You may be surprised to learn that from January 1 to September 30, 2020, FAANG stocks have returned a gross capital gain of 220.21%, while the WAAAX stocks have achieved a return of 264.81% or around 20% better. While this is only a snapshot in time and is in no way conclusive evidence of one market performing better than the other, what it does highlight is the myth that investing in offshore markets can make you more money. Because those new to the market are led to believe that investing in US tech stocks is better than investing in Australian tech stocks. But unfortunately, none of this is true.
The ASX is well regulated and lists some of the world's best companies; so, while some world markets may outperform our market for short periods, over the long term it not only holds its weight but outperforms nearly all other world markets in terms of return. As the book, Triumph of the Optimists 101 Years of Global Investment Returns released by Princeton University Press nearly 20 years ago and updated in 2018 reveals, the Australian stock market is in the top three best performing markets in the world with the US market much further down the list.
Best and worst performing sectors this week
Information Technology was the best performer up more than 2% followed by Communication Services and Consumer Discretionary, which were both down 0.43% and 0.74% respectively. The worst performing sectors include Consumer Staples down nearly 5% followed by Utilities down more than 4% and Energy down more than 3%.
Looking at the ASX top 100 stocks, the best performers include Reliance Worldwide Corporation up more than 8% followed by Whitehaven Coal up just under 8% while Flight Centre and Boral were both up more than 7% so far this week. The worst performers include The a2 Milk Company, which is down more than 18% after analyst downgrades followed by Transurban and Bank Of Queensland, which are down more than 5% and 7% respectively.

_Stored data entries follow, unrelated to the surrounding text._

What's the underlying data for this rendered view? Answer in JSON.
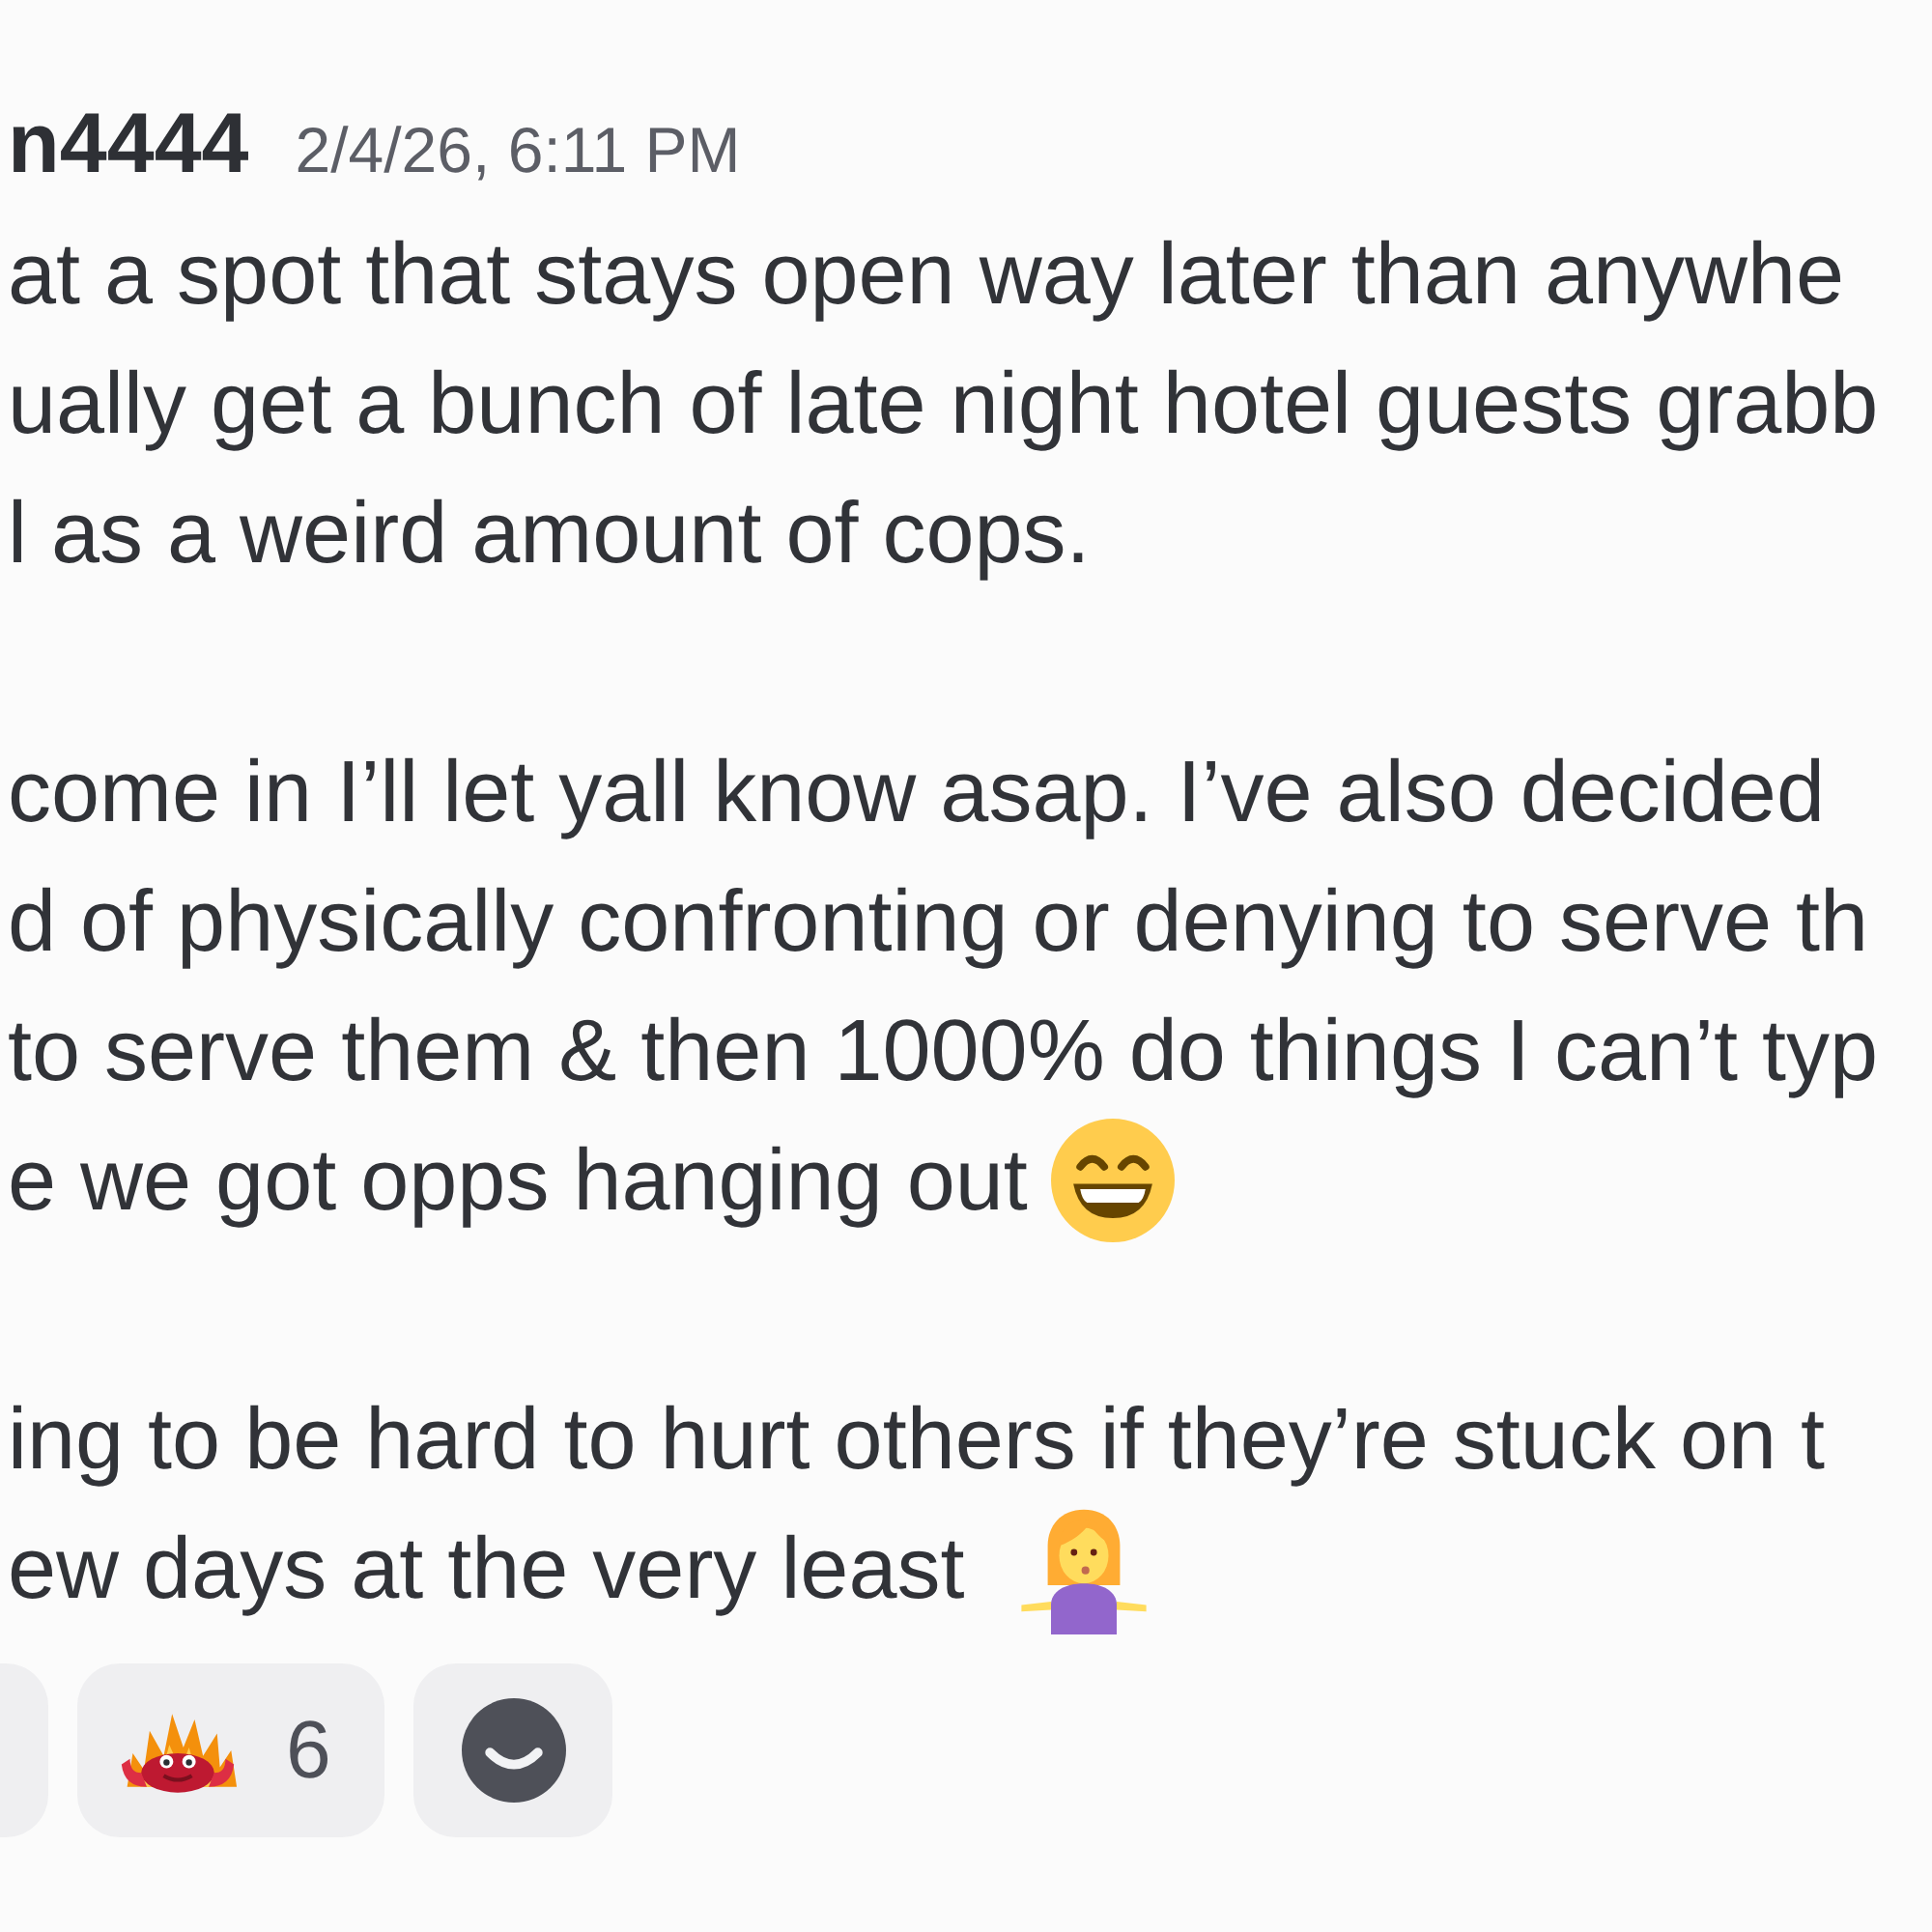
{
  "message": {
    "author": "n4444",
    "timestamp": "2/4/26, 6:11 PM",
    "paragraphs": [
      {
        "lines": [
          {
            "text": "at a spot that stays open way later than anywhe",
            "kind": "plain"
          },
          {
            "text": "ually get a bunch of late night hotel guests grabb",
            "kind": "plain"
          },
          {
            "text": "l as a weird amount of cops.",
            "kind": "plain"
          }
        ]
      },
      {
        "lines": [
          {
            "text": "come in I’ll let yall know asap. I’ve also decided",
            "kind": "plain"
          },
          {
            "text": "d of physically confronting or denying to serve th",
            "kind": "plain"
          },
          {
            "text": "to serve them & then 1000% do things I can’t typ",
            "kind": "plain"
          },
          {
            "text": "e we got opps hanging out",
            "kind": "grinning"
          }
        ]
      },
      {
        "lines": [
          {
            "text": "ing to be hard to hurt others if they’re stuck on t",
            "kind": "plain"
          },
          {
            "text": "ew days at the very least",
            "kind": "shrugging"
          }
        ]
      }
    ],
    "reactions": [
      {
        "kind": "clipped",
        "selected": false
      },
      {
        "kind": "fire_crab",
        "count": "6",
        "selected": false
      }
    ]
  }
}
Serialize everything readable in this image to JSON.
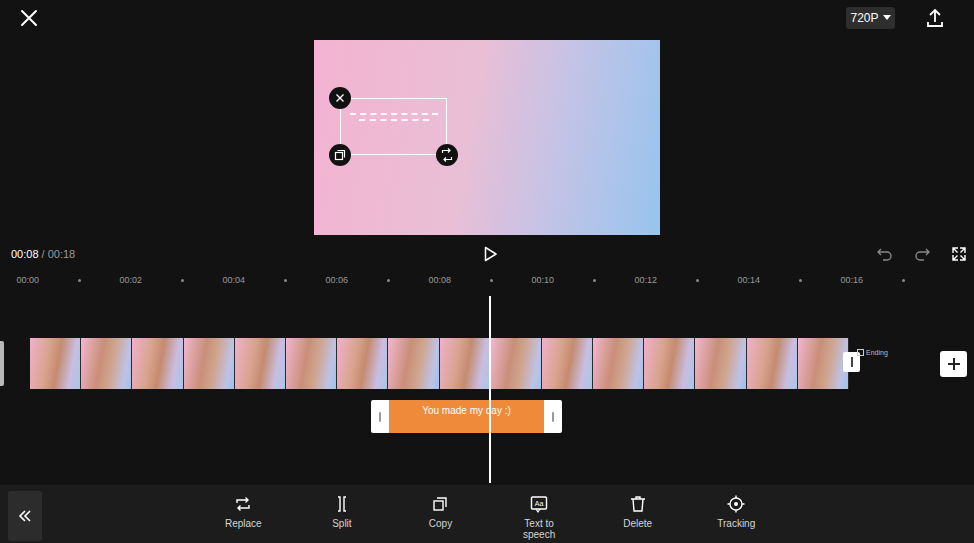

What's next for the Australian share market
Earlier in the week, despite trading higher, the All Ordinaries Index looked weak, which was confirmed with the market falling more than 2% on Wednesday, effectively wiping out the gains of the prior four trading days.
Last week I mentioned that it is part of normal market fluctuations for price to move in the opposite direction for a period of time before continuing the longer-term move, which seems to be the case this week. Unless the market closes higher today, I see no reason to change my opinion from last week. Therefore, while we may see the market trade up for another week, it is more likely that the market will trade down next week into the low, which is expected to be below 5800 points and possibly as low 5400 points.
The good news is that I expect 2021 to be a much better year for the Australian market with many stocks setting themselves up to present some good buying opportunities.